Mjnews.id – Penutupan sementara waktu Biliar D’Naff yang berlokasi di Kelurahan Parik Muko Aia, Kecamatan Lamposi Tigo Nagari (Latina), tuai polemik.
Keputusan yang disampaikan oleh Wal Asri, Plt. Asisten Ekonomi dan Pembangunan, mengatakan bahwa pemerintah daerah tidak tebang pilih dan keputusan ini diputuskan oleh pimpinan, yaitu Wali Kota Payakumbuh.
“Untuk Biliar Kelurahan Parik Muko Aia memang disampaikan oleh Wali Kota buat sementara tidak boleh beroperasi dulu. Kita sudah mempertimbangkannya untuk kepentingan bersama,” kata Wal Asri saat rapat terkait adanya penolakan usaha Biliar D’Naff Café dan Biliar di Kelurahan Parik Muko Aia, yang digelar di Ruang Ampangan, Setdako Payakumbuh, pada Senin siang 21 Juli 2025.
Keputusan yang dikeluarkan menyatakan bahwa D’Naff Café dan Biliar tidak boleh beroperasi untuk sementara waktu, namun pihak pengusaha masih menunggu lanjutan dan klarifikasi lebih lanjut terkait status usaha mereka.
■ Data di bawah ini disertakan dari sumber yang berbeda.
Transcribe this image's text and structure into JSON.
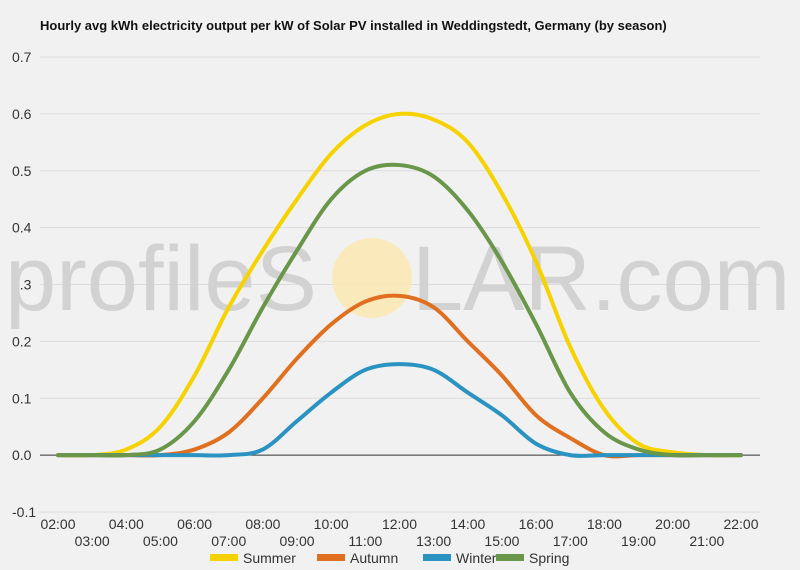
{
  "chart_data": {
    "type": "line",
    "title": "Hourly avg kWh electricity output per kW of Solar PV installed in Weddingstedt, Germany (by season)",
    "xlabel": "",
    "ylabel": "",
    "ylim": [
      -0.1,
      0.7
    ],
    "yticks": [
      "-0.1",
      "0.0",
      "0.1",
      "0.2",
      "0.3",
      "0.4",
      "0.5",
      "0.6",
      "0.7"
    ],
    "grid": true,
    "legend_position": "bottom",
    "x": [
      "02:00",
      "03:00",
      "04:00",
      "05:00",
      "06:00",
      "07:00",
      "08:00",
      "09:00",
      "10:00",
      "11:00",
      "12:00",
      "13:00",
      "14:00",
      "15:00",
      "16:00",
      "17:00",
      "18:00",
      "19:00",
      "20:00",
      "21:00",
      "22:00"
    ],
    "series": [
      {
        "name": "Summer",
        "color": "#f6d200",
        "values": [
          0.0,
          0.0,
          0.01,
          0.05,
          0.14,
          0.26,
          0.36,
          0.45,
          0.53,
          0.58,
          0.6,
          0.59,
          0.55,
          0.46,
          0.34,
          0.19,
          0.08,
          0.02,
          0.005,
          0.0,
          0.0
        ]
      },
      {
        "name": "Autumn",
        "color": "#e0701f",
        "values": [
          0.0,
          0.0,
          0.0,
          0.0,
          0.01,
          0.04,
          0.1,
          0.17,
          0.23,
          0.27,
          0.28,
          0.26,
          0.2,
          0.14,
          0.07,
          0.03,
          0.0,
          0.0,
          0.0,
          0.0,
          0.0
        ]
      },
      {
        "name": "Winter",
        "color": "#2a93c1",
        "values": [
          0.0,
          0.0,
          0.0,
          0.0,
          0.0,
          0.0,
          0.01,
          0.06,
          0.11,
          0.15,
          0.16,
          0.15,
          0.11,
          0.07,
          0.02,
          0.0,
          0.0,
          0.0,
          0.0,
          0.0,
          0.0
        ]
      },
      {
        "name": "Spring",
        "color": "#6a964a",
        "values": [
          0.0,
          0.0,
          0.0,
          0.01,
          0.06,
          0.15,
          0.26,
          0.36,
          0.45,
          0.5,
          0.51,
          0.49,
          0.43,
          0.34,
          0.23,
          0.11,
          0.04,
          0.01,
          0.0,
          0.0,
          0.0
        ]
      }
    ]
  },
  "watermark": {
    "left": "profileS",
    "right": "LAR.com"
  }
}
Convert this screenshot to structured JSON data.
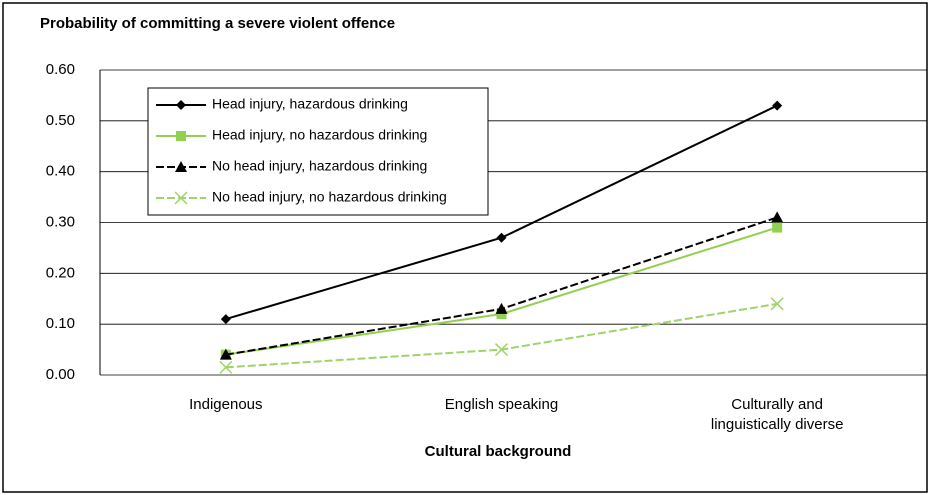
{
  "chart_data": {
    "type": "line",
    "title": "Probability of committing a severe violent offence",
    "x_label": "Cultural background",
    "categories": [
      "Indigenous",
      "English speaking",
      "Culturally and linguistically diverse"
    ],
    "series": [
      {
        "name": "Head injury, hazardous drinking",
        "color": "#000000",
        "marker": "diamond",
        "line_style": "solid",
        "values": [
          0.11,
          0.27,
          0.53
        ]
      },
      {
        "name": "Head injury, no hazardous drinking",
        "color": "#92d050",
        "marker": "square",
        "line_style": "solid",
        "values": [
          0.04,
          0.12,
          0.29
        ]
      },
      {
        "name": "No head injury, hazardous drinking",
        "color": "#000000",
        "marker": "triangle",
        "line_style": "dashed",
        "values": [
          0.04,
          0.13,
          0.31
        ]
      },
      {
        "name": "No head injury, no hazardous drinking",
        "color": "#9fd46a",
        "marker": "x",
        "line_style": "dashed",
        "values": [
          0.015,
          0.05,
          0.14
        ]
      }
    ],
    "ylim": [
      0,
      0.6
    ],
    "yticks": [
      {
        "value": 0,
        "label": "0.00"
      },
      {
        "value": 0.1,
        "label": "0.10"
      },
      {
        "value": 0.2,
        "label": "0.20"
      },
      {
        "value": 0.3,
        "label": "0.30"
      },
      {
        "value": 0.4,
        "label": "0.40"
      },
      {
        "value": 0.5,
        "label": "0.50"
      },
      {
        "value": 0.6,
        "label": "0.60"
      }
    ],
    "grid": true,
    "legend": "upper left"
  }
}
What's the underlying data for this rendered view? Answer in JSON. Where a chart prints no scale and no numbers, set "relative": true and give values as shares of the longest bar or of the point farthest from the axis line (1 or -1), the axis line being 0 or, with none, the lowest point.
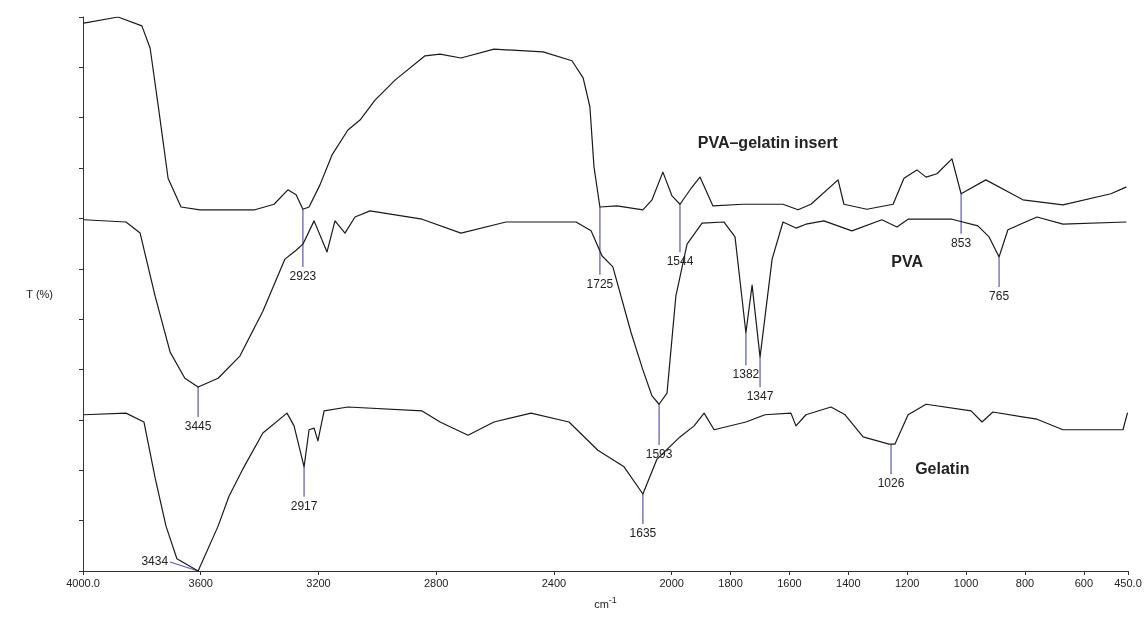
{
  "chart_data": {
    "type": "line",
    "relative": true,
    "xlabel": "cm$^{-1}$",
    "ylabel": "T (%)",
    "xlim": [
      4000,
      450
    ],
    "xticks": [
      {
        "value": 4000,
        "label": "4000.0"
      },
      3600,
      3200,
      2800,
      2400,
      2000,
      1800,
      1600,
      1400,
      1200,
      1000,
      800,
      600,
      {
        "value": 450,
        "label": "450.0"
      }
    ],
    "tick_labels": "x",
    "grid": false,
    "legend": false,
    "marker": "none",
    "line_style": "solid",
    "series": [
      {
        "name": "PVA–gelatin insert",
        "color": "#1a1a1a",
        "x": [
          3997,
          3881,
          3800,
          3772,
          3742,
          3711,
          3667,
          3603,
          3416,
          3351,
          3304,
          3276,
          3253,
          3232,
          3195,
          3154,
          3100,
          3059,
          3008,
          2940,
          2838,
          2787,
          2716,
          2604,
          2437,
          2339,
          2301,
          2278,
          2264,
          2244,
          2186,
          2098,
          2067,
          2030,
          1999,
          1972,
          1935,
          1904,
          1860,
          1758,
          1622,
          1571,
          1527,
          1435,
          1415,
          1337,
          1248,
          1211,
          1167,
          1136,
          1099,
          1048,
          1017,
          933,
          807,
          671,
          508,
          457
        ],
        "values": [
          0.989,
          1.0,
          0.984,
          0.944,
          0.83,
          0.709,
          0.657,
          0.652,
          0.652,
          0.662,
          0.688,
          0.679,
          0.653,
          0.657,
          0.697,
          0.751,
          0.796,
          0.814,
          0.85,
          0.886,
          0.93,
          0.933,
          0.926,
          0.942,
          0.937,
          0.921,
          0.89,
          0.838,
          0.729,
          0.657,
          0.659,
          0.652,
          0.67,
          0.72,
          0.677,
          0.662,
          0.69,
          0.711,
          0.659,
          0.662,
          0.662,
          0.652,
          0.662,
          0.706,
          0.662,
          0.653,
          0.662,
          0.709,
          0.724,
          0.711,
          0.717,
          0.744,
          0.681,
          0.706,
          0.67,
          0.661,
          0.681,
          0.693
        ]
      },
      {
        "name": "PVA",
        "color": "#1a1a1a",
        "x": [
          3997,
          3854,
          3806,
          3755,
          3704,
          3654,
          3609,
          3541,
          3467,
          3389,
          3314,
          3276,
          3253,
          3215,
          3171,
          3144,
          3110,
          3076,
          3025,
          2848,
          2716,
          2563,
          2325,
          2274,
          2237,
          2200,
          2138,
          2098,
          2067,
          2043,
          2016,
          1986,
          1948,
          1897,
          1823,
          1785,
          1748,
          1727,
          1700,
          1659,
          1622,
          1578,
          1544,
          1483,
          1388,
          1286,
          1235,
          1197,
          1048,
          960,
          922,
          888,
          858,
          759,
          671,
          457
        ],
        "values": [
          0.634,
          0.63,
          0.61,
          0.496,
          0.395,
          0.348,
          0.332,
          0.348,
          0.388,
          0.469,
          0.563,
          0.579,
          0.59,
          0.632,
          0.576,
          0.632,
          0.61,
          0.639,
          0.65,
          0.635,
          0.61,
          0.63,
          0.63,
          0.614,
          0.569,
          0.549,
          0.43,
          0.363,
          0.316,
          0.301,
          0.321,
          0.496,
          0.59,
          0.628,
          0.63,
          0.603,
          0.43,
          0.516,
          0.386,
          0.563,
          0.63,
          0.619,
          0.626,
          0.632,
          0.614,
          0.634,
          0.621,
          0.635,
          0.635,
          0.623,
          0.603,
          0.567,
          0.616,
          0.639,
          0.626,
          0.63
        ]
      },
      {
        "name": "Gelatin",
        "color": "#1a1a1a",
        "x": [
          3997,
          3854,
          3793,
          3755,
          3718,
          3681,
          3609,
          3541,
          3504,
          3453,
          3389,
          3307,
          3283,
          3249,
          3232,
          3215,
          3202,
          3181,
          3100,
          2848,
          2787,
          2692,
          2604,
          2478,
          2349,
          2251,
          2162,
          2098,
          2050,
          1972,
          1924,
          1890,
          1856,
          1748,
          1683,
          1595,
          1578,
          1544,
          1459,
          1411,
          1350,
          1262,
          1242,
          1197,
          1136,
          983,
          946,
          909,
          759,
          671,
          467,
          452
        ],
        "values": [
          0.282,
          0.285,
          0.269,
          0.168,
          0.081,
          0.022,
          0,
          0.081,
          0.135,
          0.188,
          0.249,
          0.285,
          0.262,
          0.188,
          0.255,
          0.258,
          0.235,
          0.289,
          0.296,
          0.289,
          0.269,
          0.245,
          0.269,
          0.285,
          0.269,
          0.218,
          0.188,
          0.139,
          0.202,
          0.242,
          0.262,
          0.285,
          0.255,
          0.269,
          0.282,
          0.285,
          0.262,
          0.282,
          0.296,
          0.282,
          0.242,
          0.229,
          0.229,
          0.282,
          0.301,
          0.289,
          0.269,
          0.287,
          0.274,
          0.255,
          0.255,
          0.285
        ]
      }
    ],
    "annotations": [
      {
        "text": "1725",
        "x": 2244,
        "y": 0.657
      },
      {
        "text": "2923",
        "x": 3253,
        "y": 0.653
      },
      {
        "text": "1544",
        "x": 1972,
        "y": 0.662
      },
      {
        "text": "853",
        "x": 1017,
        "y": 0.681
      },
      {
        "text": "3445",
        "x": 3609,
        "y": 0.332
      },
      {
        "text": "1593",
        "x": 2043,
        "y": 0.301
      },
      {
        "text": "1382",
        "x": 1748,
        "y": 0.43
      },
      {
        "text": "1347",
        "x": 1700,
        "y": 0.386
      },
      {
        "text": "765",
        "x": 888,
        "y": 0.567
      },
      {
        "text": "3434",
        "x": 3609,
        "y": 0
      },
      {
        "text": "2917",
        "x": 3249,
        "y": 0.188
      },
      {
        "text": "1635",
        "x": 2098,
        "y": 0.139
      },
      {
        "text": "1026",
        "x": 1255,
        "y": 0.229
      }
    ]
  }
}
Menanggapi keputusan tersebut, Rinaldi salah seorang pemerhati olah raga Biliar Kota Payakumbuh ikut memberikan kritikan.
Menurutnya, keputusan Plt. Asisten Ekonomi dan Pembangunan, yang menyebutkan D’Naff Cafe dan Biliar ditutup untuk sementara waktu sangat mencidarai asas keadilan sosial. Putusan ini tentu sangat merugikan pihak Investor.
“Kita berharap agar keputusan ini ditinjau ulang lagi oleh Wali Kota Payakumbuh selaku pimpinan tertinggi. Jangan sampai publik menyimpulkan, Pemko Payakumbuh terkesan menghambat investor untuk berinvestasi,” ujar sapaan da Kanak itu saat bincang-bincang dengan wartawan, Senin malam 21 Juli 2025.
Rinaldi juga menambahkan, Biliar adalah salah satu cabor olah raga yang sudah diakui.
Terkait perizinan D’Naff Cafe dan Biliar sudah mengantongi NIB (nomor induk berusaha).
Rinaldi juga mempertanyakan atas dasar apa Pemko Payakumbuh melakukan penutupan sementara D’Naff Cafe dan Billiard.